Infine, un regime di responsabilità oggettiva è contrario al sistema risultante dall’Accordo TRIPs, il cui art. 50, par. 7, corrisponde all’art. 9, par. 7, della Direttiva Enforcement. La norma dell’Accordo TRIPs, tuttavia, va letta in combinato disposto con l’art. 48 del medesimo accordo (“Indennizzo del convenuto”) il cui par. 1 recita: “L’autorità giudiziaria ha la facoltà di ordinare ad una parte su richiesta della quale siano stati presi provvedimenti e che abbia fatto abuso dei procedimenti di tutela di accordare ad una parte cui sia stato erroneamente imposto un ordine o un divieto un adeguato risarcimento del danno subito a causa di tale abuso.

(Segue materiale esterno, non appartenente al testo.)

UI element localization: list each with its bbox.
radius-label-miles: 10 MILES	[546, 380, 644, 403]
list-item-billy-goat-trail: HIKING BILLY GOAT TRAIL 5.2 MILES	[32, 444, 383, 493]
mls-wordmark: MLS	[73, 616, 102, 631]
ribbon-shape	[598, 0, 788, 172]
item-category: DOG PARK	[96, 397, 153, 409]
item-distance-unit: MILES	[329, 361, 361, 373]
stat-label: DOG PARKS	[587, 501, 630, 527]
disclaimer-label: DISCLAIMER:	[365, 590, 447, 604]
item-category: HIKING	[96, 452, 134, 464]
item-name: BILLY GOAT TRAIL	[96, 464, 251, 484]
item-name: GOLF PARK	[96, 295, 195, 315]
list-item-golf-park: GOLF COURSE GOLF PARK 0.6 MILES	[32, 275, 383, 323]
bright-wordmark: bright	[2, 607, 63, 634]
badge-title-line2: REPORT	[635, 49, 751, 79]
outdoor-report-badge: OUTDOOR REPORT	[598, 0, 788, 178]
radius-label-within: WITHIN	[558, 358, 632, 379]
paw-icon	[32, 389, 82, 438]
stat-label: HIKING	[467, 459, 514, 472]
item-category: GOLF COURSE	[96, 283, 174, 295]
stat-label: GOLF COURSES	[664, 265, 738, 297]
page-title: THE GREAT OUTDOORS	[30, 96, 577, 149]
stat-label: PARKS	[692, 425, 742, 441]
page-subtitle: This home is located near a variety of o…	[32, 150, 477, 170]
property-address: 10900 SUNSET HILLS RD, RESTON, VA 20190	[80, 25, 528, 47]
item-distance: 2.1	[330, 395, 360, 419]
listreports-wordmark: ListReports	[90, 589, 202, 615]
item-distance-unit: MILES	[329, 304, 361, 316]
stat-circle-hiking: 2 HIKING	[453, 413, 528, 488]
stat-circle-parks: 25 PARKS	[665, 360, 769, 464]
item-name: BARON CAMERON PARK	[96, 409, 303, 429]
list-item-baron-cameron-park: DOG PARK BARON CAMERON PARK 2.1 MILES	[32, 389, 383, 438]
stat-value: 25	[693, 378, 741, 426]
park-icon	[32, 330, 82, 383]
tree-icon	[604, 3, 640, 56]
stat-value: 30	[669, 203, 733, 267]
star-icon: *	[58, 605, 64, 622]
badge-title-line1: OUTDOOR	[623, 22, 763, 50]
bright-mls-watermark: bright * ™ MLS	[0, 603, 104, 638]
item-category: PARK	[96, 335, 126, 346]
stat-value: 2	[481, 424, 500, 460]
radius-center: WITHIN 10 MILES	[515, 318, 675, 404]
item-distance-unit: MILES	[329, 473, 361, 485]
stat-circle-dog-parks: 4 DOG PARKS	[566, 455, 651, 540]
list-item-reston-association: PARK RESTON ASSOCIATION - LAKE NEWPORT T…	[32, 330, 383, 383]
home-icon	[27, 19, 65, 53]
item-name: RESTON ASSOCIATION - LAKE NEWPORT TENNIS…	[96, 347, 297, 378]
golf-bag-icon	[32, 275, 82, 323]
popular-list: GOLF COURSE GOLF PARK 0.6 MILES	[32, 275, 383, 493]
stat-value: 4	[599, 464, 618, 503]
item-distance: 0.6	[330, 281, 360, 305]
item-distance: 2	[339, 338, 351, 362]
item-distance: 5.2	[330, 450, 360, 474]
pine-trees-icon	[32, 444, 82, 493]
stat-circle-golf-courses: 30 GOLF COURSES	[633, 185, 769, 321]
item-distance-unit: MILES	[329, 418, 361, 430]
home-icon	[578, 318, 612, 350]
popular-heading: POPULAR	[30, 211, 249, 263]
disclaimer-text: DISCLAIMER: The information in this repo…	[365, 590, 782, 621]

L’autorità giudiziaria ha altresì la facoltà di ordinare all’attore di pagare al convenuto le spese, che possono comprendere anche un appropriato onorario per l’avvocato”.

L’art. 48, par. 1, dell’Accordo TRIPs, che vincola tutti gli Stati membri UE (considerando 4 della Direttiva Enforcement), appare quindi difficilmente compatibile con un regime di responsabilità oggettiva, come quello avallato dalla Corte nella sentenza Mylan.

Quanto al Tribunale Unificato dei Brevetti, una norma corrispondente all’art. 9, par. 7, della Direttiva Enforcement è contenuta nell’art. 60, par. 9, dell’Accordo istitutivo del TUB (la disposizione è richiamata dal successivo art. 62, par. 5, con riferimento alle misure cautelari) e negli articoli 213(2), 354(2) e 125 delle Rules of Procedure. Dal momento che il Tribunale Unificato è pienamente inserito nella cornice ordinamentale e giurisdizionale comunitaria, con annessa facoltà di proporre rinvio pregiudiziale alla Corte di giustizia, e le sue decisioni devono conformarsi in primis al diritto dell’Unione (art. 24, par. 1, lett. a dell’Accordo istitutivo), è da ritenersi che le conclusioni della sentenza Mylan saranno in linea di principio applicabili anche ai giudizi risarcitori instaurati dinanzi al TUB.